Windows 7 : l’industrie informatique retient son souffle

« A votre avis, avec Windows 7, nos ventes vont redécoller ? » Cette question, de nombreux responsables marketing de constructeurs informatiques la posent régulièrement à chaque journaliste qui leur tombe sous la main. Une question à laquelle on peut être tenté – un mauvais jour – de répondre pas un sec « je ne suis pas analyste, je n’ai pas de boule de cristal. » Bon, ça, c’est vraiment pour les mauvais jours. Alors il y a la réponse aimable et prudente : « je ne sais pas. » Qui a le mérite de permettre d’engager la conversation pour un bon moment.

Car celui qui pose la question n’a pas, non plus, la moindre idée de la réponse : la question est sincère, pas du genre de celles que l’on pose pour avoir la simple confirmation de ses propres espoirs. Là, les équipes marketing des constructeurs de PC m’ont l’air dans le brouillard le plus total. A la limite de l’angoisse. Je les comprends, d’ailleurs : la période n’a rien d’exaltant sur le plan des ventes. Du coup, comme pour Microsoft, Windows 7 constitue un enjeu particulièrement important. En fait, c’est bien simple : toutes les gammes sont quasiment figées jusqu’au 23 octobre ; tous les produits présentés d’ici là ne seront commercialisés… qu’à partir du 23 octobre, lendemain du lancement grand public de Windows 7.

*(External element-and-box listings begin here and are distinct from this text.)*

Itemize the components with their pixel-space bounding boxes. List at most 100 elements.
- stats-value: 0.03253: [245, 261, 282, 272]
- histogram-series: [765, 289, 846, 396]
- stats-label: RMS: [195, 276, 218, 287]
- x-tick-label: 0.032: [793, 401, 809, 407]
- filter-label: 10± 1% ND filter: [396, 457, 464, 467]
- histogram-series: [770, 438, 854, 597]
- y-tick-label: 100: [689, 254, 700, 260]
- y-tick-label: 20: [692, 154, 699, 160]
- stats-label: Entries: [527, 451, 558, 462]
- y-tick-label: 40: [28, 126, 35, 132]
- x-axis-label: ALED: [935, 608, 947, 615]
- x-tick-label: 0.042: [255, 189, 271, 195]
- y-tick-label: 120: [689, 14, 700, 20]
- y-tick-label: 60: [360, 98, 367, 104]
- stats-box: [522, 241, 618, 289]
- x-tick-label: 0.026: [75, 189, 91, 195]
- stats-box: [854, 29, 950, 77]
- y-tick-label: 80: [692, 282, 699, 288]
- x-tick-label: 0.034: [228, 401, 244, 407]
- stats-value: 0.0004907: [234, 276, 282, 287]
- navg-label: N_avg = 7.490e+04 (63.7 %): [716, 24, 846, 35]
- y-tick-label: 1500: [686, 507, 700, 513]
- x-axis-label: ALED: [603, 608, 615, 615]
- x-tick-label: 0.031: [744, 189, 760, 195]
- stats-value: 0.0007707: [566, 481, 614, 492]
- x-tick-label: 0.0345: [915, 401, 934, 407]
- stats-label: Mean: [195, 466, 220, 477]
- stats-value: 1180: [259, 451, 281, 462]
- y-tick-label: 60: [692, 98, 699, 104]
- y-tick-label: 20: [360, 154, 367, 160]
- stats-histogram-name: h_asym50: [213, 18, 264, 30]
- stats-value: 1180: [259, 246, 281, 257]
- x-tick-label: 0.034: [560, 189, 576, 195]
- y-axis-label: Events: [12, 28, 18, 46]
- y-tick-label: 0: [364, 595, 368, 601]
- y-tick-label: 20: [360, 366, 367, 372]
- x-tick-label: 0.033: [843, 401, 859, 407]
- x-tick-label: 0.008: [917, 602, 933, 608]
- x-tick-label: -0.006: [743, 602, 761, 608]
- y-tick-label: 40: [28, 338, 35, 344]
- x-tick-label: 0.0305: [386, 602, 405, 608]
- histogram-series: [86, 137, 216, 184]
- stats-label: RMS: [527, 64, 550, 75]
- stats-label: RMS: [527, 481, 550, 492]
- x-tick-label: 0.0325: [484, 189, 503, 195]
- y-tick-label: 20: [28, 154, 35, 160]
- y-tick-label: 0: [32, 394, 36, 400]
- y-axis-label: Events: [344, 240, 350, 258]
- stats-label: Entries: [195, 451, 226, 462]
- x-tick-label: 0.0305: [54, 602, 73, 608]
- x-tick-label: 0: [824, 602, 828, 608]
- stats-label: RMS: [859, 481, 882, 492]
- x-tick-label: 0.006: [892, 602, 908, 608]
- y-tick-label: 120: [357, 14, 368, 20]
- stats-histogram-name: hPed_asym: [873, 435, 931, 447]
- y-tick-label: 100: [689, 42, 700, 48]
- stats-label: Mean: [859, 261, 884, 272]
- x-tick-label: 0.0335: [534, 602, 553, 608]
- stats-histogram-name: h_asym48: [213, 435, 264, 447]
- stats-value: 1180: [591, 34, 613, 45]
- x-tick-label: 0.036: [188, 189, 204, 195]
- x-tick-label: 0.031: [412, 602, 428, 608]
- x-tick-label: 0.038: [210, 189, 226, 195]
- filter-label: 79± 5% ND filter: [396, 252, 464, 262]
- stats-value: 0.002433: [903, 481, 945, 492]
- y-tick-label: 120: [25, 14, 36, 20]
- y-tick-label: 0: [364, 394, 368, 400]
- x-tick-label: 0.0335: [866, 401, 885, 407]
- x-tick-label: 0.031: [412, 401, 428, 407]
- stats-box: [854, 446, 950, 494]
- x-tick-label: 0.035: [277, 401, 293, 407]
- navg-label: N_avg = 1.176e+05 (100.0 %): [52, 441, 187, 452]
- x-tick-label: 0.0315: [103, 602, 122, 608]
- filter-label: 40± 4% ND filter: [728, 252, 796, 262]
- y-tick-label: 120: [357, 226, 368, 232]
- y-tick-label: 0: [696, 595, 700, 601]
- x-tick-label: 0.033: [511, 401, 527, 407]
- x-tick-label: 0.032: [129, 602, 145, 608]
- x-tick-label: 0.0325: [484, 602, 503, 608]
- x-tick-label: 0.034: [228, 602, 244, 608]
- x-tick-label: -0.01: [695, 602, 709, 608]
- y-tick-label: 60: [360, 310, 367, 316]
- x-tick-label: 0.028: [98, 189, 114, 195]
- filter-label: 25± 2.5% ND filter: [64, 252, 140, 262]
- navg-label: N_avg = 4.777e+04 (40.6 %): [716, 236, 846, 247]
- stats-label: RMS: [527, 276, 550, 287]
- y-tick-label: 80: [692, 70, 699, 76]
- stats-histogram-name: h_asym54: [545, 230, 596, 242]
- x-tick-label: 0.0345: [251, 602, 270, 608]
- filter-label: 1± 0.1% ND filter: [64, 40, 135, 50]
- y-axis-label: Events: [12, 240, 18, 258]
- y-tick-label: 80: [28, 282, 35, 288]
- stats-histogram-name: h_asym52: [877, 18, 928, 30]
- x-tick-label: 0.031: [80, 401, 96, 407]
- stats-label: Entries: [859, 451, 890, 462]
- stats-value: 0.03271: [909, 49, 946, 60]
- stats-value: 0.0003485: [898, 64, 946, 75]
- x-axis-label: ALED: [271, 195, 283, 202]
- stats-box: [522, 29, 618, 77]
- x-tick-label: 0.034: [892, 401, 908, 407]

Bref, chacun mise sur ce lancement, synchronisé avec les fêtes de Noël, et avec la convergence de trois segments de marché renouvelés et à fort potentiel commercial : Netbooks, ordinateurs tout-en-un tactiles et ultra-portables économiques ; un cocktail complet visant à séduire le plus grand nombre.

Mais voilà, dans les esprits de chacun, le doute est là : dans sa grande majorité, le consommateur ne va-t-il pas se dire que, finalement, « Windows 7 c’est bien mais Windows XP suffit » ? Boom, une vente en renouvellement de moins. « Ces nouvelles machines sont bien, mais mon équipement me suffit et je ne vois pas quels usages je vais pouvoir améliorer ou découvrir avec ces nouvelles machines. » Bam, une autre vente de moins. Car le problème est bien là : la plupart de ces machines – netbooks, tout-en-un, ultra-portables économiques – visent l’équipement secondaire ; celui qui vient compléter l’équipement informatique déjà existant.

Une équipement loin d’être prioritaire… Et, surtout, concurrencé par les périphériques de l’ordinateur, à commencer par l’iPhone ! Ben oui, je parle PC et j’arrive à revenir à l’iPhone – je ne le fais pas exprès, c’est promis. Mais, très sérieusement, je me demande si l’iPhone n’est pas capable de cannibaliser une part des ventes d’ordinateurs personnels de second équipement. Tout simplement parce que, avec lui, pour beaucoup et avec l’aide du bouche-à-oreille, l’innovation en termes d’usages relève de l’évidence.